WASHINGTON: The Washington-based, conservative-leaning Hudson Institute organized a conference called “Countering Violent Extremism: Qatar, Iran and the Muslim Brotherhood” on Monday.
The five-hour long event featured a host of speakers voicing their concerns over both Iran’s and Qatar’s regional policies, including senior members of the US Congress, retired officials from previous Republican and Democratic administrations, and several scholars and analysts from other think tanks in Washington.
The event’s three keynote speakers were former Secretary of Defense Leon Panetta, former Director of the Central Intelligence Agency and retired Gen. David Petraeus, and former White House Chief Strategist Steve Bannon, the executive chairman of far-right website Breitbart News.
The speakers were near-unanimous in their condemnation of Iran’s destabilizing policies in the Middle East, and most also expressed serious concerns about what they deemed to be Qatar’s attempt to “play both sides of the street” and its reluctance to sever ties with various militant and terrorist organizations across the region.
The participants also strongly criticized the Muslim Brotherhood and its various affiliates across the region, particularly the Palestinian militant group Hamas.
In his speech to open the conference, Panetta warned that the world is currently witnessing more “flashpoints” than at any other time since the end of World War II. He stressed the importance of “keeping your word,” arguing that the previous US administration of President Barack Obama lost credibility when it failed to enforce its self-imposed “red line” against the use of chemical weapons in Syria.
To avoid this mistake, the Trump administration should adhere to the agreement the US signed with Iran over its nuclear energy program, Panetta argued.
While strongly criticizing Iran’s policies in the region, Panetta also concluded that Qatar had a “mixed record” in terms of countering violent extremism.
In a free-flowing conversation with former US Ambassador Dennis Ross, Petraeus maintained that the international community in general, and the US in particular, is locked in a “generational struggle” with extremists.
Petraeus warned against ceding ground to Iran, which he argued has a proclivity to “exploit ungoverned places.” The former general made an impassioned plea for the US to lead efforts to stabilize the region, because of its unmatched assets and military power.
For his part, Ross called on Qatar to implement measures to cut terrorist financing immediately, adding that the Qatari government should arrest or expel any person designated as a terrorist by the US.
During his speech, Bannon called the situation in Qatar the “most important thing in the world.” He described the demands of the Anti-Terror Quartet — Saudi Arabia, the UAE, Bahrain and Egypt — as reasonable and “straightforward.”
Bannon praised Saudi Arabia’s Vision 2030 package of economic reforms and its efforts to counter extremism. He singled out May’s Riyadh Summit — President Donald Trump’s first overseas trip — as a landmark event that set the region on a new trajectory, particularly in relation to ending the financing of terrorist groups.

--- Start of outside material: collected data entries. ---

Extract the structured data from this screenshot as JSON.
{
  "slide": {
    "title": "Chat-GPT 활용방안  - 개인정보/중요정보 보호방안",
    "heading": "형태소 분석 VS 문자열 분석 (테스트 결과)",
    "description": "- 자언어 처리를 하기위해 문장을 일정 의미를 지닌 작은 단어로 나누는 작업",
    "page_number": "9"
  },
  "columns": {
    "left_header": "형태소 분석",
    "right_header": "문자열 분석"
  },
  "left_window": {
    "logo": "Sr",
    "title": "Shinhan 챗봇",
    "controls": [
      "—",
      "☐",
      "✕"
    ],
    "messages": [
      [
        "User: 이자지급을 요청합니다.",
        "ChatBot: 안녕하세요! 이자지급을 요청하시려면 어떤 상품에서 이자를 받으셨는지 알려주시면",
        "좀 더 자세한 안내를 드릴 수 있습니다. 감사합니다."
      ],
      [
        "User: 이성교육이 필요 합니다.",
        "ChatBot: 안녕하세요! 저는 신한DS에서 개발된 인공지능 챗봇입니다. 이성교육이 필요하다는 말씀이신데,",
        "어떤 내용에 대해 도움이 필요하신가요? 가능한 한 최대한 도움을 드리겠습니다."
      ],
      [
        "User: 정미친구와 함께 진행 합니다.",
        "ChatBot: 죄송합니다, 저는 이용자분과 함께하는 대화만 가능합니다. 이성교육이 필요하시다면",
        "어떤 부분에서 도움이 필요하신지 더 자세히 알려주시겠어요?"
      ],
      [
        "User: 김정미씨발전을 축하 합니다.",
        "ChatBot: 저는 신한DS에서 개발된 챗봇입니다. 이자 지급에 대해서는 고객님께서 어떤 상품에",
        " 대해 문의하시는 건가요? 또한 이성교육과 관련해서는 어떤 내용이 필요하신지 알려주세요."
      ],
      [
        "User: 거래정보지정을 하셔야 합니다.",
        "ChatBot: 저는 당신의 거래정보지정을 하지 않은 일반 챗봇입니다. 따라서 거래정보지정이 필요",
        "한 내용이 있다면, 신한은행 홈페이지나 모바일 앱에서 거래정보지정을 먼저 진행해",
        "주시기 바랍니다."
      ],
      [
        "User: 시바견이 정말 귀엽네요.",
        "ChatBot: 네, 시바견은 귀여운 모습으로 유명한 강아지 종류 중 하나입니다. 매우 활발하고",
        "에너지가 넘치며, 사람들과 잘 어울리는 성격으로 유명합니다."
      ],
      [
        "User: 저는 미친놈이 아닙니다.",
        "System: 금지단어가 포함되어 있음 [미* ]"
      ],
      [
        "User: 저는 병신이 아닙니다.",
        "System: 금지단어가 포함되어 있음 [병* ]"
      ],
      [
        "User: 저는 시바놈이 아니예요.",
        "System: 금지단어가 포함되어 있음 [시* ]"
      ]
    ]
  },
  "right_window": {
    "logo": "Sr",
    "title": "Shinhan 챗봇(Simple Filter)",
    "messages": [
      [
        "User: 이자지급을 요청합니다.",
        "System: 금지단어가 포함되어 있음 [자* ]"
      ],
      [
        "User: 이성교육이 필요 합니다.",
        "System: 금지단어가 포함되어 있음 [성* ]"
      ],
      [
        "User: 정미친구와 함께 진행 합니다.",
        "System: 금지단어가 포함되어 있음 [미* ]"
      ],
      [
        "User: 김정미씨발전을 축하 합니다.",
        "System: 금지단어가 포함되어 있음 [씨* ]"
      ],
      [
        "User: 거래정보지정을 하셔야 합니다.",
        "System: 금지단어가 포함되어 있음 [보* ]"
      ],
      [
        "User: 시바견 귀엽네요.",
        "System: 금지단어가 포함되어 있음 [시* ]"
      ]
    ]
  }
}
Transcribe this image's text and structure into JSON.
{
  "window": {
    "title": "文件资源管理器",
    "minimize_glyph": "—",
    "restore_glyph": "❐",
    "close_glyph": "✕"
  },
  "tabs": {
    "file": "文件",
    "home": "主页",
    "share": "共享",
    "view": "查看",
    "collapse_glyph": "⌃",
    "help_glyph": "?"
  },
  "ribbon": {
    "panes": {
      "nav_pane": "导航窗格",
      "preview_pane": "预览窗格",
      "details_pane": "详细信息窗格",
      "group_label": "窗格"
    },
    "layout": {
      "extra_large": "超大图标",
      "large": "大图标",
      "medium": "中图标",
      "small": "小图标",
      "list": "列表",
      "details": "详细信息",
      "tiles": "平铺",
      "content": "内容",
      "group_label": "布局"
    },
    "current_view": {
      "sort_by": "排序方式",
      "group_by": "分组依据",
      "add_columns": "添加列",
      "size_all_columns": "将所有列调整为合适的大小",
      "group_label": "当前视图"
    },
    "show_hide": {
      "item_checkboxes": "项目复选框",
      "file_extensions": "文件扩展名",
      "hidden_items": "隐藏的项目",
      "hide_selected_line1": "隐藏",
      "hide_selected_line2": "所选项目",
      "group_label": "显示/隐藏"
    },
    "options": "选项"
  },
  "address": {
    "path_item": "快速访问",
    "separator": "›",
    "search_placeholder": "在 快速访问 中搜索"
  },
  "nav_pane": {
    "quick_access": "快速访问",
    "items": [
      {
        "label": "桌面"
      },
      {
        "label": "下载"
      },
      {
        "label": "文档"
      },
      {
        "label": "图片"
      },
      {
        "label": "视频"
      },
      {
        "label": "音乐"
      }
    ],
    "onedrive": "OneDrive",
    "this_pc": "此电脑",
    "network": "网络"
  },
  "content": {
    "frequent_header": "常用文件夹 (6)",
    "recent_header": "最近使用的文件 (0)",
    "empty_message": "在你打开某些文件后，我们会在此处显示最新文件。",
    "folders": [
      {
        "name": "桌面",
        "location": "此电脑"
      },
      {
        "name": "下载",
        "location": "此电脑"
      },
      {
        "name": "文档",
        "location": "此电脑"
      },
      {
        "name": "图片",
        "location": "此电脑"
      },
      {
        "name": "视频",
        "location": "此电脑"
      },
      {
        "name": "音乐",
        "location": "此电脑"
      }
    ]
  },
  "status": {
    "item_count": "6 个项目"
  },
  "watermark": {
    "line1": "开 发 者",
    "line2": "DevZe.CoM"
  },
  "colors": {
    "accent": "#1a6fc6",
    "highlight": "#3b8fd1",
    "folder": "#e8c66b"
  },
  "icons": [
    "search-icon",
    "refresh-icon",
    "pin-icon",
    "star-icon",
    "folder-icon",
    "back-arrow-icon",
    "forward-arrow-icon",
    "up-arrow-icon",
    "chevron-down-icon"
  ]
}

Like several other speakers, Bannon referred to Saudi Arabia as a friend of the US, but expressed serious doubts about Qatar’s commitment to fighting extremism and terrorism.
Brad Sherman, the second-ranked Democrat in the US House Foreign Affairs Committee, joked that Qatar’s attempts to align with the US and its Arabian Gulf allies while continuing to support militant groups like the Muslim Brotherhood, were akin to “performing political gymnastics.”
Among other notable speakers at the conference were Ed Royce, chairman of the US House Foreign Affairs Committee, and Tom Cotton, a Republican senator from Arkansas.
Royce characterized Qatar’s record on countering violent extremism as “disturbing.”
Cotton described Qatar’s behavior as “unhelpful” and called on it to end its support of the Muslim Brotherhood and to recall its ambassador from Iran.